Existing datasets have, of course, accounted for these data issues to some extent, but with some limitations. For example, Menne et al. (2009, 2018) developed pairwise homogenization algorithms to detect and remove breakpoints in station temperatures, although the null hypothesis of the key statistical test used to detect breakpoints is derived from white noise series. Kennedy et al. (2019) corrected sea-surface surface temperature (SST) records by measurement methods, although they assumed that data from the same year and method are biased in the same way. It is also worth noticing that land and ocean temperatures were processed in parallel and independently.
Therefore, our goal is to systematically improve the bias correction process for the land and sea temperature archives and also for the inter-calibration between the two data archives. Specifically, we made three improvements detailed below:
[1] We improved the land station homogenization by accounting for auto-correlation in the detection algorithm, since monthly temperatures at individual stations are correlated over time (Chan et al., 2024a). The improved method detects more actual breaks and fewer false identifications, leading to a colder baseline temperature and a larger warming trend on land. A quick story is in the video below.
[2] Different groups of ships could have deployed different instruments, or used the same instrument differently. To assess how SSTs collected by various nations or ship groups might systematically differ, we developed a group-wise intercomparison framework (Chan and Huybers, 2019). This method allows us to detect systematic offsets of up to 1°C among groups that were thought to contain bucket measurements, which has significant implications for the regional SST evolution. A related story is available in the video below. More details can be found on this page.
[3] Jones et al. (1986) proposed using coastal station temperatures to evaluate SST biases, but their contribution was forgotten until Cowtan et al. (2018) used linearly scaled land temperatures to infer SST evolution and evaluate SST biases. However, because land and ocean temperatures have different coupling schemes, heat capacity, water availability, and albedo, linear scaling may not be the best approach for such an inference. In Chan et al. (2023), we used a coupled energy balance model, which can capture different regimes of air-sea coupling, to perform a better inference and more appropriate comparisons.
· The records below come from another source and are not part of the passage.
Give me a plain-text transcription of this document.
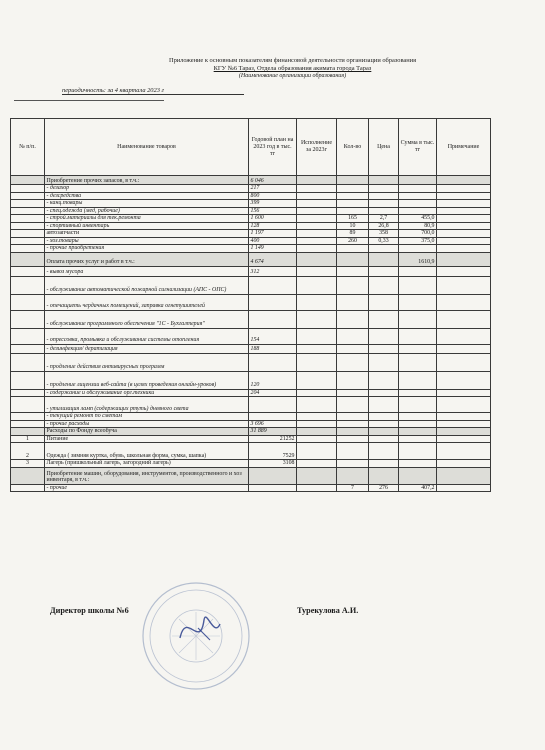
Приложение к основным показателям финансовой деятельности организации образования
КГУ №6 Тараз, Отдела образования акимата города Тараз
(Наименование организации образования)
периодичность: за 4 квартала 2023 г
№ п/п.	Наименование товаров	Годовой план на 2023 год в тыс. тг	Исполнение за 2023г	Кол-во	Цена	Сумма в тыс. тг	Примечание
	Приобретение прочих запасов, в т.ч.:	6 046					
	- дезахор	217					
	- дезсредства	800					
	- канц.товары	399					
	- спец.одежда (мед, рабочие)	156					
	- строй.материалы для тек.ремонта	1 600		165	2,7	455,0	
	- спортивный инвентарь	128		10	26,8	80,9	
	автозапчасти	1 197		89	358	700,0	
	- хоз.товары	400		260	0,33	375,0	
	- прочие приобретения	1 149					
	Оплата прочих услуг и работ в т.ч.:	4 674				1610,9	
	- вывоз мусора	312					
	- обслуживание автоматической пожарной сигнализации (АПС - ОПС)						
	- опечащиеть чердачных помещений, заправка огнетушителей						
	- обслуживание программного обеспечения "1С - Бухгалтерия"						
	- опрессовка, промывка и обслуживание системы отопления	154					
	- дезинфекция/ дератизация	188					
	- продление действия антивирусных программ						
	- продление лицензии веб-сайта (в целях проведения онлайн-уроков)	120					
	- содержание и обслуживание орг.техники	204					
	- утилизация ламп (содержащих ртуть) дневного света						
	- текущий ремонт по сметам						
	- прочие расходы	3 696					
	Расходы по Фонду всеобуча	31 889					
1	Питание	21252					
2	Одежда ( зимняя куртка, обувь, школьная форма, сумка, шапка)	7529					
3	Лагерь (пришкольный лагерь, загородний лагерь)	3108					
	Приобретение машин, оборудования, инструментов, производственного и хоз инвентаря, в т.ч.:						
	- прочие			7	276	407,2	
Директор школы №6	Турекулова А.И.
We found that land and ocean temperatures are not consistent along global coasts before 1940 at both global and regional scales. Further evidence from the diurnal cycles of SSTs and physical modeling of bucket biases suggests that this discrepancy mainly reflects under-corrected SST biases associated with changing instrumentations in the late 19th century.
Implementing these improvements allows for the development of an ensemble of temperature estimates that contains dynamically consistent land and ocean temperatures and comprehensive quantification of uncertainty. We call this dataset the Dynamic Consistent Ensemble of Temperatures (DCENT; Chan et al., 2024b).
DCENT suggests a steadier and faster warming since 1850 compared with existing estimates (Chan et al., 2024c). Our revised estimate shows a three-stage decadal variability that aligns better with expected warming based on external radiative forcing. These estimates also become more consistent with paleo proxies from tree rings and coral reefs. Equally important, we estimate temperatures over 2019 to 2023 to be 1.36°C warmer than the late 19th century baseline, which is approximately 10% faster than existing estimates. This implies an earlier exceedance of the 1.5°C target before 2030, regardless of emission scenarios.